Volvióse Alatriste y advirtió dos o tres sombreros que se movían entre la gente, acercándose bajo los soportales. Su instinto de soldado actuó antes que el pensamiento tomara las disposiciones adecuadas. En tan apretada multitud resultaban inútiles las toledanas, así que previno la daga que llevaba al costado izquierdo, desembarazándola del faldón del herreruelo. Luego retrocedió internándose en el gentío. La inminencia del peligro le daba siempre una limpia lucidez, una economía práctica de gestos y palabras. Anduvo junto al palenque, vio que los sombreros se paraban, indecisos, en el sitio que él había ocupado antes; y al echar una ojeada al palco comprobó que Luis de Alquézar seguía mirando impaciente, sin que su inmovilidad protocolaria bastase a disimularle la irritación. Se alejó más Alatriste, bajo los soportales de la Carne y hacia el otro lado de la plaza, y asomóse de nuevo al tablado en aquel ángulo. Desde allí no podía verme, pero sí alcanzaba el perfil de Alquézar. Holgóse mucho de no llevar pistola -estaba prohibido, y entre tanta gente comprometía andar con ella encima-, pues le hubiese costado reprimir el impulso de subir al tablado y volarle al secretario las criadillas de un pistoletazo. «Pero morirás», juró mentalmente, fijos los ojos en el abyecto perfil del secretario real. «Y hasta el día en que mueras, recordando mi visita de la otra noche, nunca podrás dormir tranquilo».

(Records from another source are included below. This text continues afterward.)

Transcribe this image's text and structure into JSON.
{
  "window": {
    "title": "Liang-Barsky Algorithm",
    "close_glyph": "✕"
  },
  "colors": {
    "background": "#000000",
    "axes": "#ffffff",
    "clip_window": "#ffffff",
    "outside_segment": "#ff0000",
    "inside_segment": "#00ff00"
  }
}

Habían sacado al estrado al barbero acusado de blasfemia, y empezaban a leer la larga relación de su crimen y la sentencia. Alatriste creía recordar que yo iba tras el barbero, e intentaba abrir camino para allegarse un poco más y verme, cuando advirtió de nuevo los sombreros que se acercaban peligrosamente. Eran hombres tenaces, sin duda. Uno se había retrasado, demorándose como si buscara en otra parte; pero dos -un fieltro negro y otro castaño con larga pluma- progresaban en su dirección, hendiendo la multitud con rapidez. No había otra que ponerse en cobro; de modo que el capitán hubo de olvidarse de mí y retroceder bajo los soportales. Entre la multitud no iba a tener la menor oportunidad, y bastaría que cualquiera apelase al Santo Oficio para que los mismos ociosos colaborasen con los perseguidores. La oportunidad de zafarse estaba a pocos pasos. Había allí un callejoncito muy estrecho con dos revueltas, comunicado con la plaza de la Provincia, que en días como aquél la gente aprovechaba para hacer sus necesidades, pese a las cruces y santos que los vecinos ponían en cada esquina para disuadir a los incontinentes. A él se encaminó, y antes de internarse en el angosto paso, por el que no podía transitar con holgura más de un alma a la vez, atisbó sobre el hombro que dos individuos salían de entre la gente, tras sus talones.